I worked out at their place where they are building a house. I went to church with them on Wednesday night and met a bunch of their friends. Amy, the kids and I went to this place called Bunnies by the Bay and had tea, which was a lot of fun. I got to love on the kids, read stories and help with chores. I really enjoyed my time there.

Coming home, now that is a story! I was flying on a buddy pass from Amy's mother-in-law, and that should tell you everything. Amy dropped me at the airport on Saturday at 12:30 P.M. I was there until about 12:30 A.M. trying to get out. Amy came and got me and took me two hours north where they said I'd for sure get on a flight to Salt Lake City then on to Dallas Sunday morning.

I got to Salt Lake City just fine. It's the getting to Dallas part that didn't happen. I found out it was Mary Kay convention here this week. So, I spent all the live long day in the airport at Salt Lake City without the faintest chance of leaving that day.

Happily, I met a girl, LaRae, who was trying to get here for the conference. She was from Salt Lake and said, "If we don't catch this last flight, you should come home and stay the night with me." And me, in my bleary eyed and foggy headed state said, "OK." So I stayed with a stranger I met in the airport.

We went back to the airport Monday morning. I didn't get on the first two flights and it was really looking like I would be there another day. Miraculously, I got on the 1:00 PM flight to Dallas. I got in at 4:30 P.M. our time and I was never in my life so happy to see Terminal E at DFW Airport.

I am still exhausted from my trip. I am planning to sleep as much as possible this weekend.

That's the news of my big vacation. I hope I won't be seeing the inside of an airport in a long time.

Wednesday, July 05, 2006

Another poem

Little Girl
A two year old girl
Fussing with her purse
Where has she gone?
Is she lost to the world
Floundering in her Family Song?
Be strong, be strong
Put your feelings away
Little girls shouldn't be
She hides way away in the
Middle of her heart
Waiting and watching
Squnching herself down
She wants and she hopes
For a safe place to be
Where her heart can take a rest


I am starting to write. I got this poem today. That's two days in a row I've had a poem.

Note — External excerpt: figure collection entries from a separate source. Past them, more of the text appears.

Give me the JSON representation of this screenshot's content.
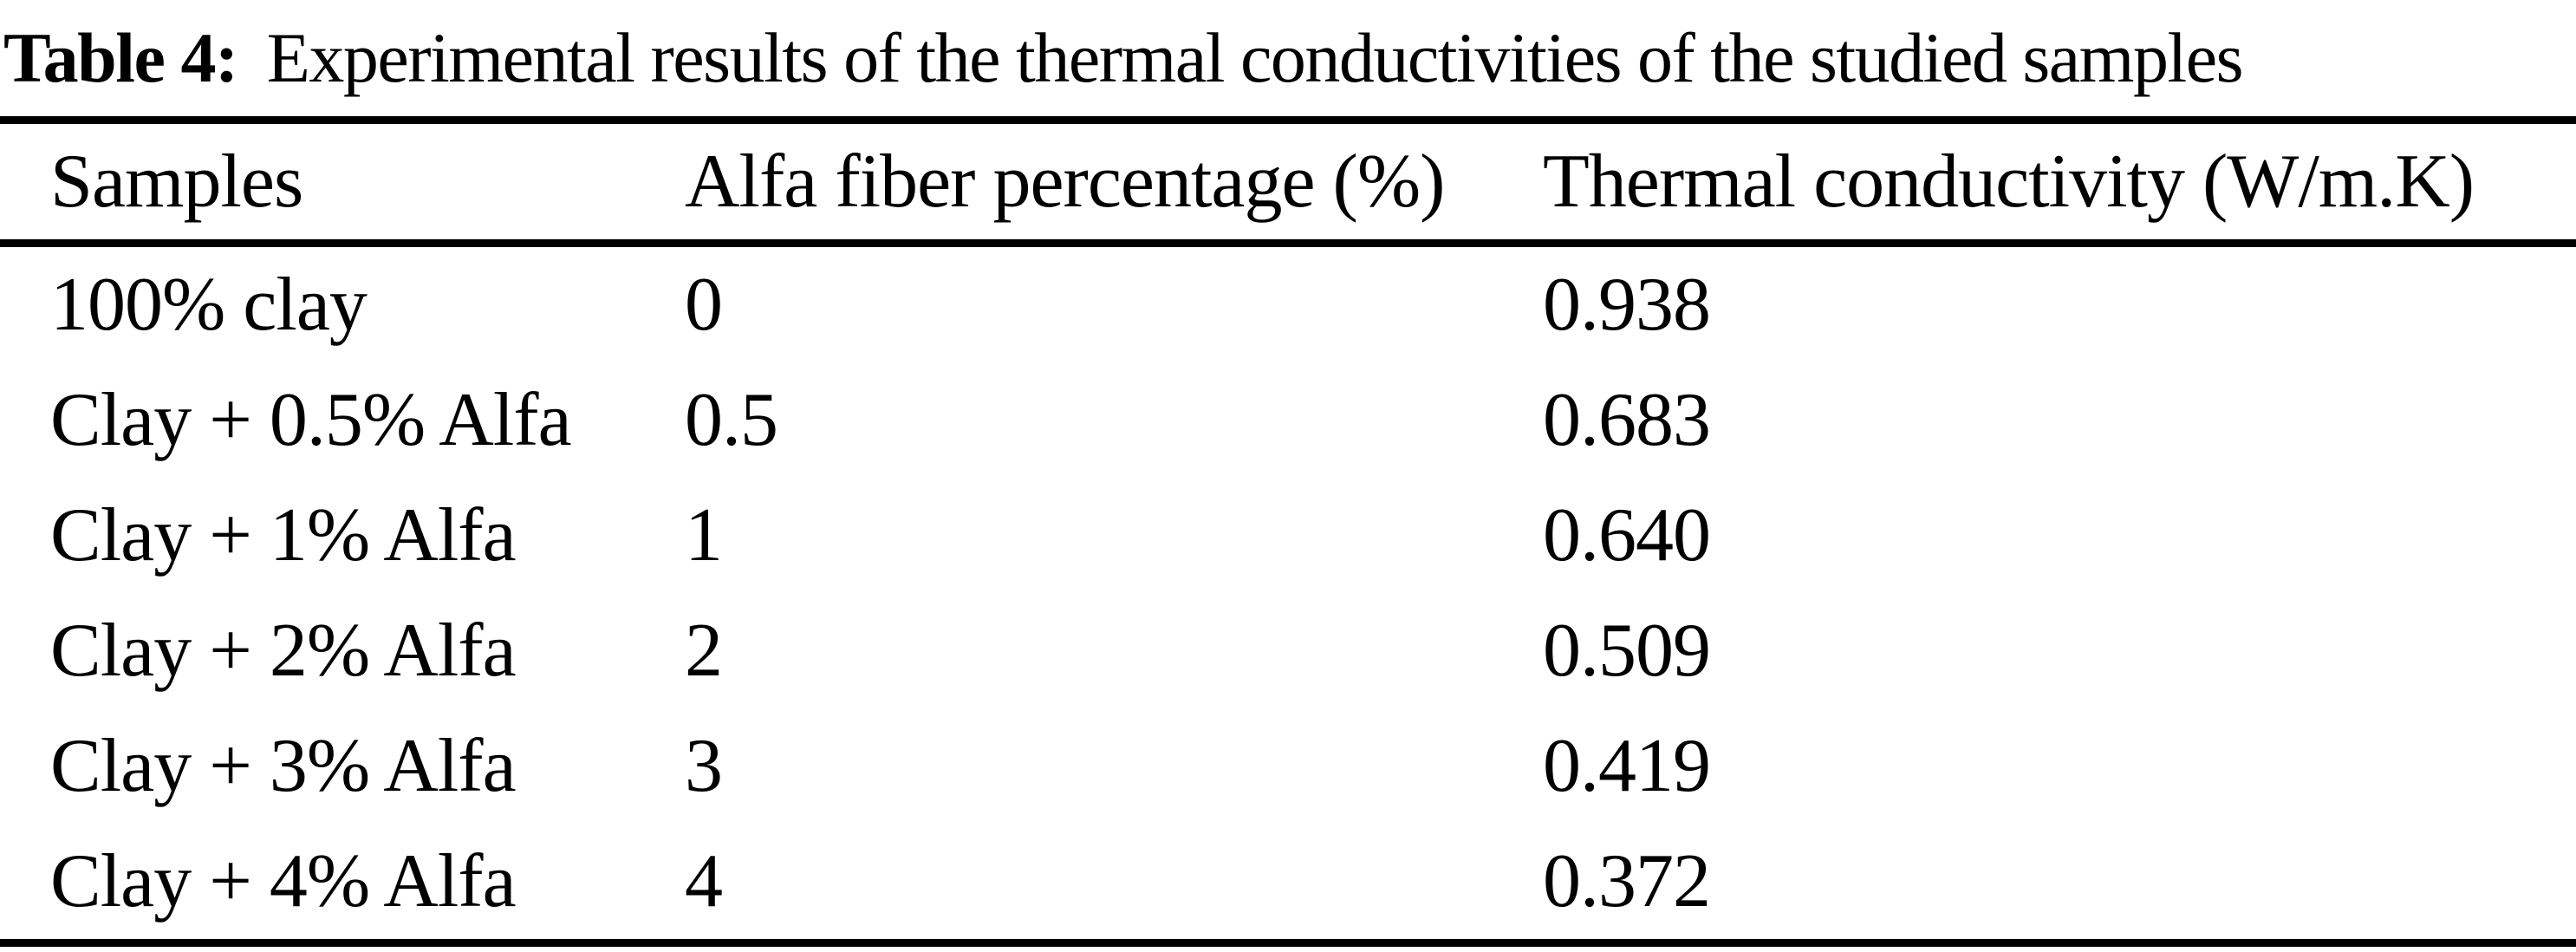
{
  "caption": {
    "label": "Table 4:",
    "text": "Experimental results of the thermal conductivities of the studied samples"
  },
  "table": {
    "columns": [
      "Samples",
      "Alfa fiber percentage (%)",
      "Thermal conductivity (W/m.K)"
    ],
    "rows": [
      {
        "sample": "100% clay",
        "alfa_fiber_percentage": "0",
        "thermal_conductivity": "0.938"
      },
      {
        "sample": "Clay + 0.5% Alfa",
        "alfa_fiber_percentage": "0.5",
        "thermal_conductivity": "0.683"
      },
      {
        "sample": "Clay + 1% Alfa",
        "alfa_fiber_percentage": "1",
        "thermal_conductivity": "0.640"
      },
      {
        "sample": "Clay + 2% Alfa",
        "alfa_fiber_percentage": "2",
        "thermal_conductivity": "0.509"
      },
      {
        "sample": "Clay + 3% Alfa",
        "alfa_fiber_percentage": "3",
        "thermal_conductivity": "0.419"
      },
      {
        "sample": "Clay + 4% Alfa",
        "alfa_fiber_percentage": "4",
        "thermal_conductivity": "0.372"
      }
    ]
  },
  "colors": {
    "text": "#000000",
    "background": "#ffffff",
    "rule": "#000000"
  },
  "chart_data": {
    "type": "table",
    "title": "Table 4: Experimental results of the thermal conductivities of the studied samples",
    "columns": [
      "Samples",
      "Alfa fiber percentage (%)",
      "Thermal conductivity (W/m.K)"
    ],
    "categories": [
      "100% clay",
      "Clay + 0.5% Alfa",
      "Clay + 1% Alfa",
      "Clay + 2% Alfa",
      "Clay + 3% Alfa",
      "Clay + 4% Alfa"
    ],
    "series": [
      {
        "name": "Alfa fiber percentage (%)",
        "values": [
          0,
          0.5,
          1,
          2,
          3,
          4
        ]
      },
      {
        "name": "Thermal conductivity (W/m.K)",
        "values": [
          0.938,
          0.683,
          0.64,
          0.509,
          0.419,
          0.372
        ]
      }
    ]
  }
}
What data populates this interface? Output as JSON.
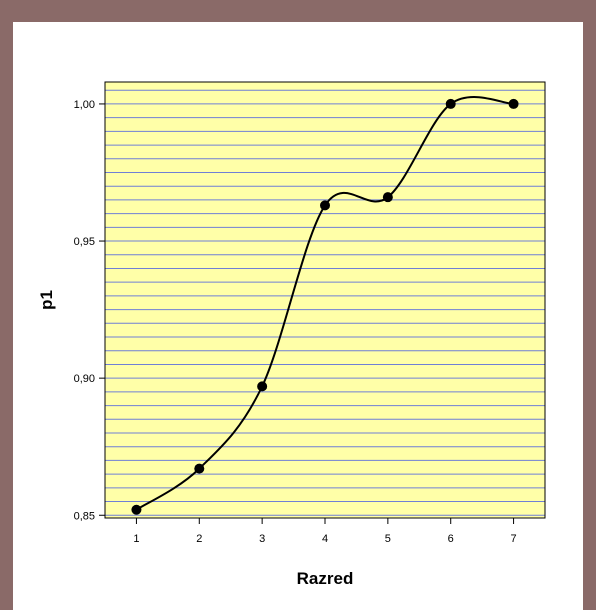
{
  "chart_data": {
    "type": "line",
    "title": "",
    "xlabel": "Razred",
    "ylabel": "p1",
    "x": [
      1,
      2,
      3,
      4,
      5,
      6,
      7
    ],
    "x_tick_labels": [
      "1",
      "2",
      "3",
      "4",
      "5",
      "6",
      "7"
    ],
    "y_ticks": [
      0.85,
      0.9,
      0.95,
      1.0
    ],
    "y_tick_labels": [
      "0,85",
      "0,90",
      "0,95",
      "1,00"
    ],
    "ylim": [
      0.849,
      1.008
    ],
    "xlim": [
      0.5,
      7.5
    ],
    "grid": true,
    "smooth": true,
    "series": [
      {
        "values": [
          0.852,
          0.867,
          0.897,
          0.963,
          0.966,
          1.0,
          1.0
        ]
      }
    ],
    "colors": {
      "plot_background": "#ffffa8",
      "gridline": "#6f7fd6",
      "line": "#000000",
      "marker": "#000000",
      "page_border": "#8a6a68"
    }
  }
}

I love writing poetry.

Tuesday, July 04, 2006

Waiting

The weight of waiting
Unbearably heavy
A suffocating blanket
A dark ocean of pain
Misplaced gift of life
Leading down to death
Cocooning—embracing
Stretching and becoming
Making a bigger space
Scraping out decay
Giving up life
Getting it back again
The lightness of being


A friend of mine sent me an excerpt from the book When the Heart Waits by Sue Monk Kidd. She had lent me the book sometime ago but I never could get into it. I guess it just wasn't the right time.

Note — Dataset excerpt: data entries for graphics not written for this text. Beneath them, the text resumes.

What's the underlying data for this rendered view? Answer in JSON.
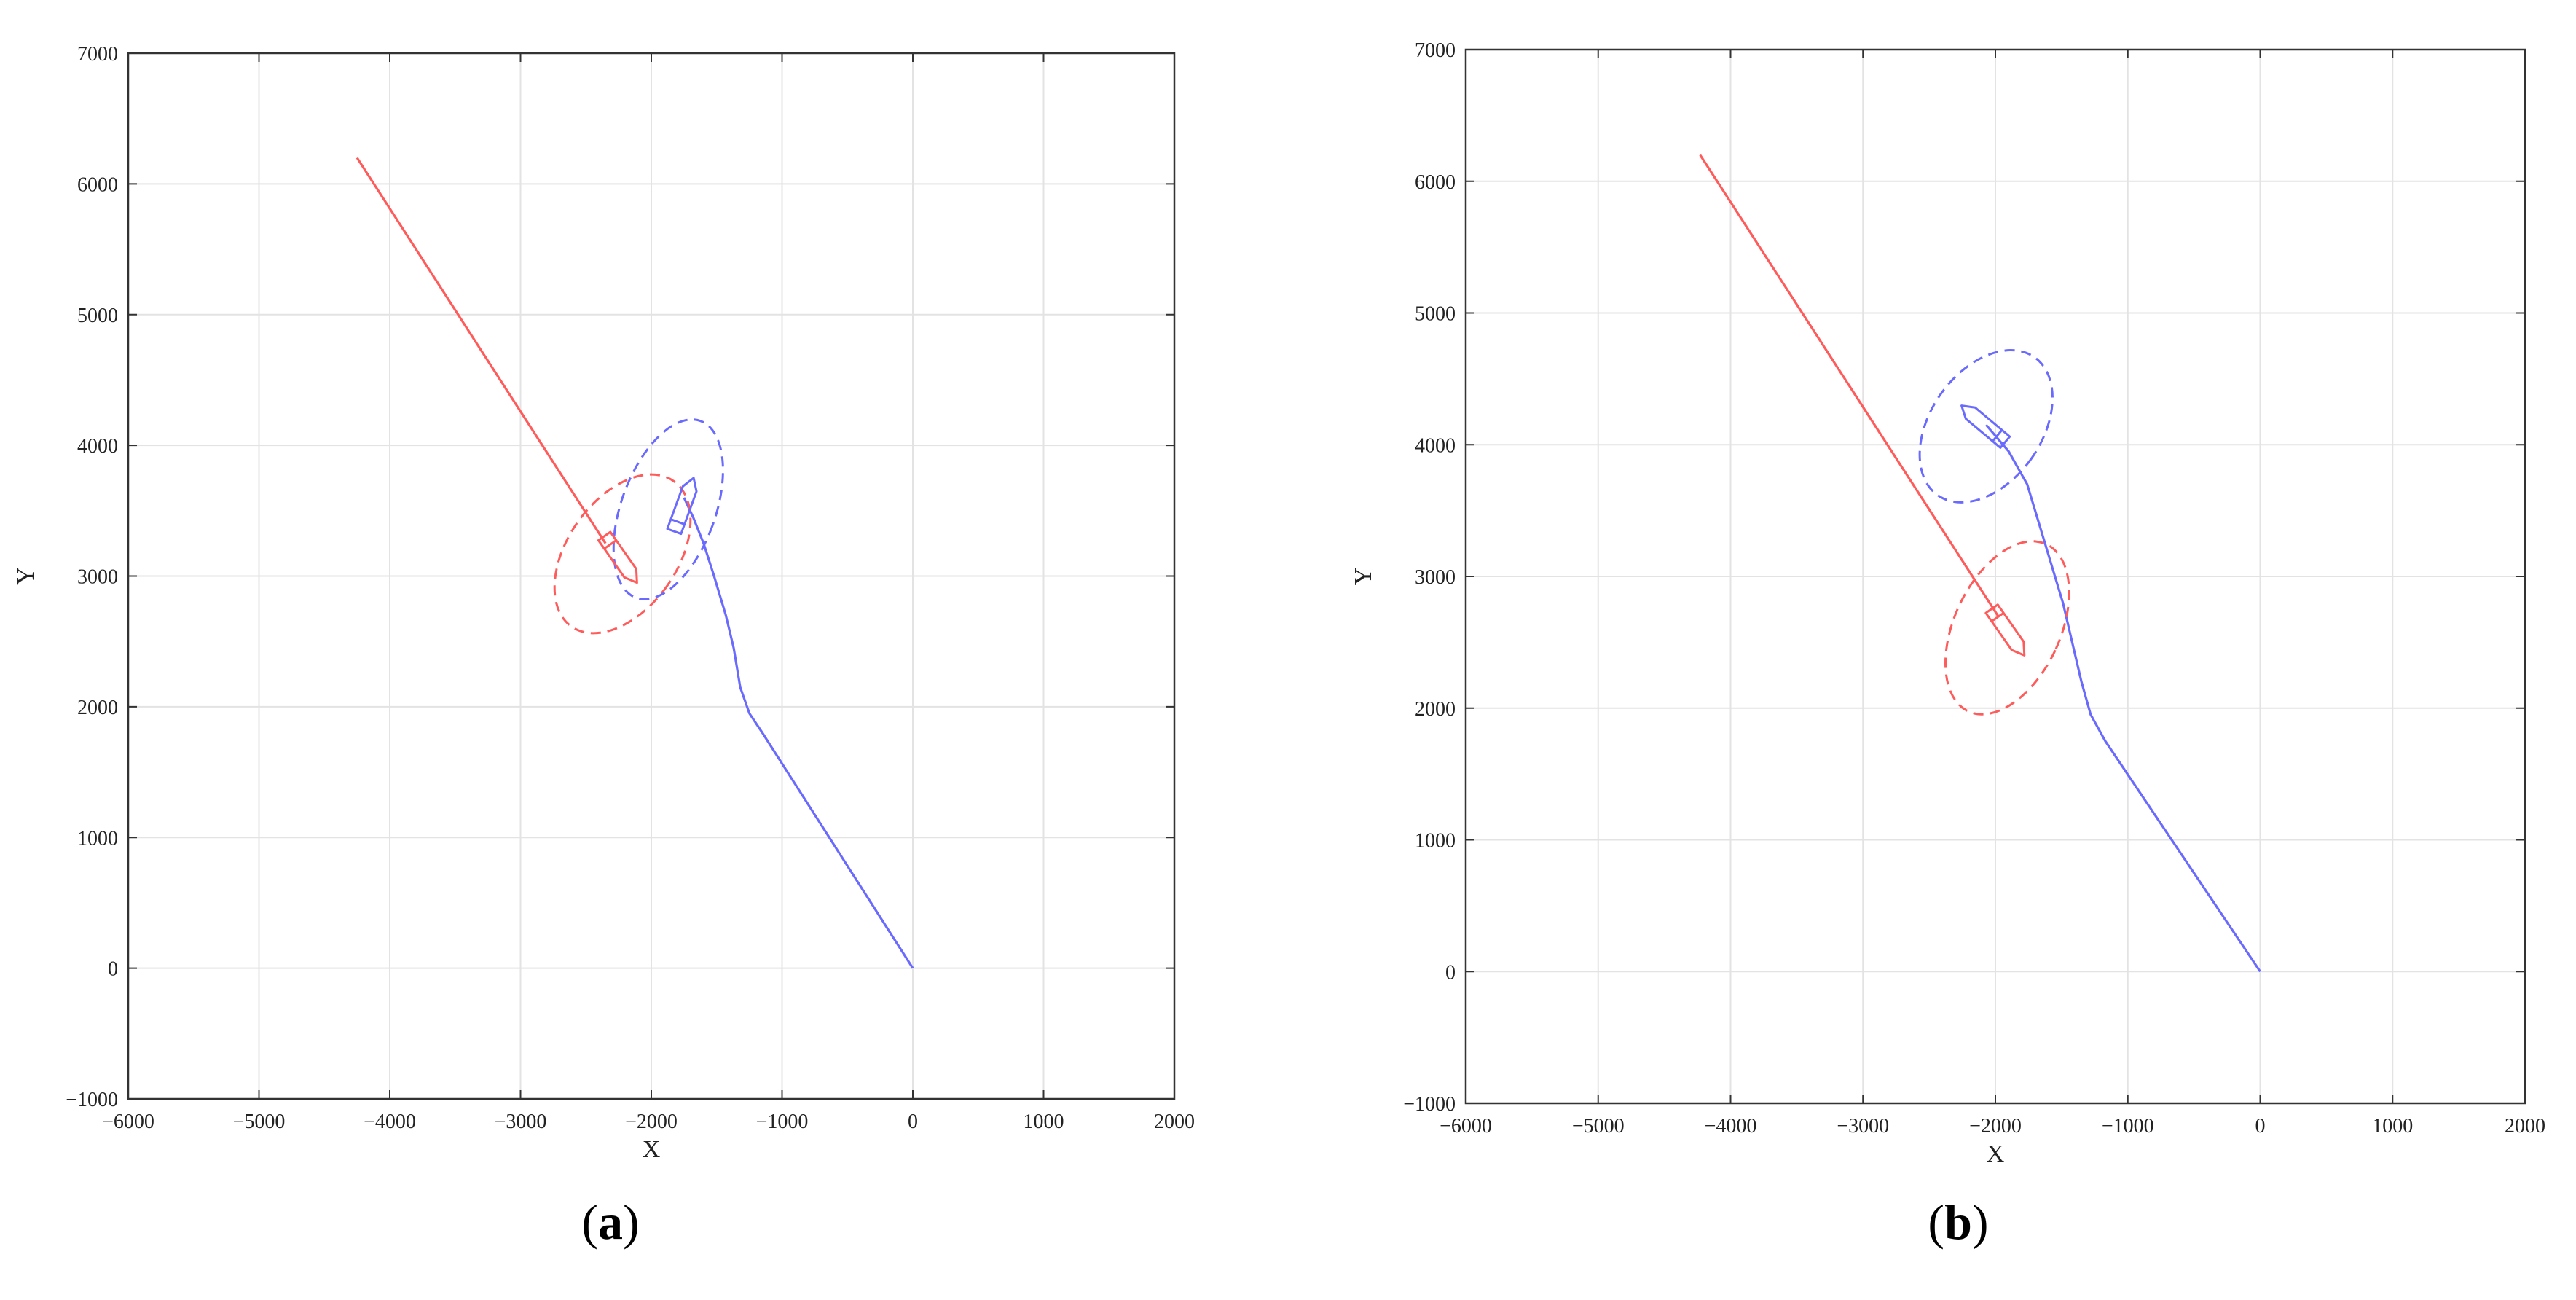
{
  "chart_data": [
    {
      "type": "line",
      "caption_letter": "a",
      "xlabel": "X",
      "ylabel": "Y",
      "xlim": [
        -6000,
        2000
      ],
      "ylim": [
        -1000,
        7000
      ],
      "xticks": [
        -6000,
        -5000,
        -4000,
        -3000,
        -2000,
        -1000,
        0,
        1000,
        2000
      ],
      "yticks": [
        -1000,
        0,
        1000,
        2000,
        3000,
        4000,
        5000,
        6000,
        7000
      ],
      "grid": true,
      "colors": {
        "red": "#ff5b5b",
        "blue": "#6a6aff"
      },
      "series": [
        {
          "color": "red",
          "style": "solid",
          "x": [
            -4250,
            -2350
          ],
          "y": [
            6200,
            3250
          ]
        },
        {
          "color": "blue",
          "style": "solid",
          "x": [
            0,
            -1150,
            -1250,
            -1320,
            -1370,
            -1430,
            -1520,
            -1600,
            -1680,
            -1750
          ],
          "y": [
            0,
            1800,
            1950,
            2150,
            2450,
            2700,
            3000,
            3250,
            3450,
            3600
          ]
        },
        {
          "color": "red",
          "style": "dashed",
          "ellipse": {
            "cx": -2220,
            "cy": 3170,
            "rx": 420,
            "ry": 680,
            "angle": 35
          }
        },
        {
          "color": "blue",
          "style": "dashed",
          "ellipse": {
            "cx": -1870,
            "cy": 3510,
            "rx": 360,
            "ry": 720,
            "angle": 20
          }
        }
      ],
      "ships": [
        {
          "color": "red",
          "x": -2250,
          "y": 3150,
          "heading": 145
        },
        {
          "color": "blue",
          "x": -1760,
          "y": 3520,
          "heading": 20
        }
      ]
    },
    {
      "type": "line",
      "caption_letter": "b",
      "xlabel": "X",
      "ylabel": "Y",
      "xlim": [
        -6000,
        2000
      ],
      "ylim": [
        -1000,
        7000
      ],
      "xticks": [
        -6000,
        -5000,
        -4000,
        -3000,
        -2000,
        -1000,
        0,
        1000,
        2000
      ],
      "yticks": [
        -1000,
        0,
        1000,
        2000,
        3000,
        4000,
        5000,
        6000,
        7000
      ],
      "grid": true,
      "colors": {
        "red": "#ff5b5b",
        "blue": "#6a6aff"
      },
      "series": [
        {
          "color": "red",
          "style": "solid",
          "x": [
            -4230,
            -1980
          ],
          "y": [
            6200,
            2700
          ]
        },
        {
          "color": "blue",
          "style": "solid",
          "x": [
            0,
            -1170,
            -1280,
            -1350,
            -1420,
            -1490,
            -1580,
            -1670,
            -1760,
            -1900,
            -2070
          ],
          "y": [
            0,
            1750,
            1950,
            2200,
            2500,
            2800,
            3100,
            3400,
            3700,
            3950,
            4150
          ]
        },
        {
          "color": "red",
          "style": "dashed",
          "ellipse": {
            "cx": -1910,
            "cy": 2610,
            "rx": 400,
            "ry": 700,
            "angle": 25
          }
        },
        {
          "color": "blue",
          "style": "dashed",
          "ellipse": {
            "cx": -2070,
            "cy": 4140,
            "rx": 420,
            "ry": 640,
            "angle": 35
          }
        }
      ],
      "ships": [
        {
          "color": "red",
          "x": -1920,
          "y": 2600,
          "heading": 145
        },
        {
          "color": "blue",
          "x": -2070,
          "y": 4140,
          "heading": 310
        }
      ]
    }
  ]
}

The excerpt was talking about waiting tied to spiritual overcoming; our walk being a process rather than a Hallmark Moment.

I really don't like that concept. Waiting to get all the way through the pain until I am ready to take back my life and give it to God. Giving my life and heart away to anyone or anything else leads to death and misery--where I am now. Giving my life and heart away to God leads to life and light and shining as the sun.

I know this. I know giving myself up to God is the answer. Wallowing in His love and healing is the answer. I persist like a stubborn two-year-old to hold onto my fantasy that this world will make me happy--will fix all of my woundedness.

Hang on, Summer, hang on! Wait a little longer. All will be well.